Au mieux elle permet d’enchainer sur un nouvel instrumental qui, pour le coup, est blindé de bonnes idées. Des cordes, tour à tour sèches et métalliques, mouillées et enveloppantes. La montée est puissance est inexorable, magistrale, puis l’intensité baisse pour se transformer sur l’anecdotique "Please". Bien placée, le brûlot "StarFuckers Inc." relance une machine qui commençait à légèrement tourner en rond. Des beats déjantés, une basse omniprésente, un chant brouillé, un refrain dément dont la violence pourrait faire écho à celui de "Head Like A Hole" ou de "Gave Up". Reznor règle ses comptes, le clip allumera Corgan des Pumpkins, Courtney Love, Manson, les parasites qui participent à sa chute. Pour le coup tant mieux, le morceau est tellement bien branlé, avec sa partie centrale presque aérienne, vaporeuse… La reprise n’en est que plus explosive, des chœurs, des déchirements de cordes vocales pour la pépite de violence de ce The Fragile. Le contraste avec "Complication", un (nouvel !) instrumental façon jungle est salement marqué. La pression retombe, et "I’m Looking Forward To Joining You, Finally"…
…Hum… On ne peut pas dire qu’elle est à mourir d’ennui, mais le rythme, lent, le chant presque sussuré, ne la sauve pas et loin de là. Et comme "The Big Come Down" est avant tout un trip bruitiste sacadé… Hum. Vous voyez hein ? HUM quoi. "Underneath It All" trace la route du chien fou qui commence à courir après sa queue. Les idées sont là, le contraste entre les percus et les voix est intéressant mais semble avoir été posé là plus par hasard qu’autre chose. Quand à "Ripe", longue plage intimiste, n’est qu’un déjà-vu de ce que Reznor a proposé plus tôt sur le même album. Des cordes dépouillées, des claviers éthérés... Si les précédents titres de ce [RIGHT] avaient tous été dans la même veine que "StarFuckers Inc.", cela aurait pu être une conclusion parfaite, une folie douce et descendante, un accompagnement à relancer la face A une nouvelle fois, ou à tout couper, éteindre la musique, la lumière et rester dans l’obscurité. Mais ce n’est pas le cas, les 10 plages précédentes n’ont pas su instaurer un sentiment d’urgence ou de perte comme ça avait été le cas sur The Downward Spiral, où nous nous retrouvions presque soulagé par la douceur de "Hurt".
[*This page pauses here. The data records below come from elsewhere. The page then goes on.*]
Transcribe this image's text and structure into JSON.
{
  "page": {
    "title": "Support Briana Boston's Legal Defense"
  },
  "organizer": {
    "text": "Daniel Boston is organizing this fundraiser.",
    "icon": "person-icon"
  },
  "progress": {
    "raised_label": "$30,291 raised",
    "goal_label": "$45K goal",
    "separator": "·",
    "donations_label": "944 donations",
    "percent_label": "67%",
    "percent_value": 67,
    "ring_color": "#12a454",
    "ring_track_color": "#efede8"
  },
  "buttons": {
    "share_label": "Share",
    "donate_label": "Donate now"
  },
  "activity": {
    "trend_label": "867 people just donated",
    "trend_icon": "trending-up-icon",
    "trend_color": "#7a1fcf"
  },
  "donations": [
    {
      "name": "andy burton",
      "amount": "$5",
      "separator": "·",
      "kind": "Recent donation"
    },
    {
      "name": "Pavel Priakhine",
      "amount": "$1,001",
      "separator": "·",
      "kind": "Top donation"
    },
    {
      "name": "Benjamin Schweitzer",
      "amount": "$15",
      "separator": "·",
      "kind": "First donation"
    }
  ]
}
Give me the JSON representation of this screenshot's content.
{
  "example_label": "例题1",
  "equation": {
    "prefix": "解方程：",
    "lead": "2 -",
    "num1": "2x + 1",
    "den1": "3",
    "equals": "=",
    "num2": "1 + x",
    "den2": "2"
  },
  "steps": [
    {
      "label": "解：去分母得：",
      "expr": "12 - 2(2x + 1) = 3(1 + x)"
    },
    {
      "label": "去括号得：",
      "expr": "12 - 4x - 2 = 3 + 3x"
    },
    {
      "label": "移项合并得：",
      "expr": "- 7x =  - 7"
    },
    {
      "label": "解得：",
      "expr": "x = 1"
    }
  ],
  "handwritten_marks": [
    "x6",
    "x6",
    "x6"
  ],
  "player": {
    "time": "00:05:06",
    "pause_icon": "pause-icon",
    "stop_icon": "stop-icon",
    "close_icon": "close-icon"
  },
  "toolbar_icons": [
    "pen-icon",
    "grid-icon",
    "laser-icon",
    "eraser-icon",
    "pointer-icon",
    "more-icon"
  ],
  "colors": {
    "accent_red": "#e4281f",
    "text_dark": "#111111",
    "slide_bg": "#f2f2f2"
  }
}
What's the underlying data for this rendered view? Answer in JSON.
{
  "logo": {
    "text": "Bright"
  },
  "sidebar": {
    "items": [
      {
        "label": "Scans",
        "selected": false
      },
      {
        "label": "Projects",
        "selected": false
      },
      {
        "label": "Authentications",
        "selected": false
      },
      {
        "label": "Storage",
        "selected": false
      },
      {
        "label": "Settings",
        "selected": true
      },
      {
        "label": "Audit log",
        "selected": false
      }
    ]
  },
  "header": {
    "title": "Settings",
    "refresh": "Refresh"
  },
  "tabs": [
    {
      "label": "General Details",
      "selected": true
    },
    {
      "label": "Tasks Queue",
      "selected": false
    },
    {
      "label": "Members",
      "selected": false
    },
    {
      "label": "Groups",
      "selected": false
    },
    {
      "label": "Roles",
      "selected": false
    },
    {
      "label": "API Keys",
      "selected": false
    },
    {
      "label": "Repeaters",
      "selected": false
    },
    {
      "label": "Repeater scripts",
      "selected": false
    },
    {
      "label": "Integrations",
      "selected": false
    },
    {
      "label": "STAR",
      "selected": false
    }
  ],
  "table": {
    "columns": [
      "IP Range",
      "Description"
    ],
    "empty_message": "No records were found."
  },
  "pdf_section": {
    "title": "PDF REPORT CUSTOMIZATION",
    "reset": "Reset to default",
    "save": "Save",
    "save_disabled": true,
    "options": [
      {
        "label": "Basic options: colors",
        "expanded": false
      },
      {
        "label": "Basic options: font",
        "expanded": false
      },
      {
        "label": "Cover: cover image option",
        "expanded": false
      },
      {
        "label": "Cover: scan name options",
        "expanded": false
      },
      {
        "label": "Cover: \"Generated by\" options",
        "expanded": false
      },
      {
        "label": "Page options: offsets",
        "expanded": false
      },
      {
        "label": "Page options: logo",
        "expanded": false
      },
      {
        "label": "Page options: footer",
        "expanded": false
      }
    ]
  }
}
[Parce qu’il faut, parfois, conclure]
Forcément. Partir d’une centaine d’instrumentaux courts pour aboutir à moins de 25 « vrais » morceaux, le pari était risqué. Ajoutez à ça que le bonhomme est usé de partout, au bord de la rupture, apeuré par sa vie et le monde dans lequelle il évolue, apeuré aussi par la non-maîtrise de ses phases de création compulsive, et vous arrivez à ce The Fragile. Double album ambitieux, plein d’atouts, à commencer par cette prod' incroyable qui ferait presque passer The Downward Spiral pour une démo. Reznor est un artisan du son, un couturier, un assembleur, et on ne peut nier que le pari de pondre une dizaine de morceaux d’excellente facture est gagné haut la main. Pourtant, si pour une (grande) majorité de groupe, réussir à composer ne serait-ce que 5 bombes dans la période d’écriture d’un disque est un défi en soit, il est amer de reconnaître que The Fragile aurait pu défoncer ses objectifs. Non pas en ne faisant qu’un simple, parce que la cohérence du tout aurait été impactée au profit de la dynamique, mais en sucrant quelques passages longuets. Face B au sol par KO, "Into The Void" et "StarFuckers Inc." ne suffisant pas à revenir à égalité. Pour autant, [RIGHT] n’est pas un agglomérat de chutes de studio et mérite vraiment d’être écouté, presque comme un album dans l’album.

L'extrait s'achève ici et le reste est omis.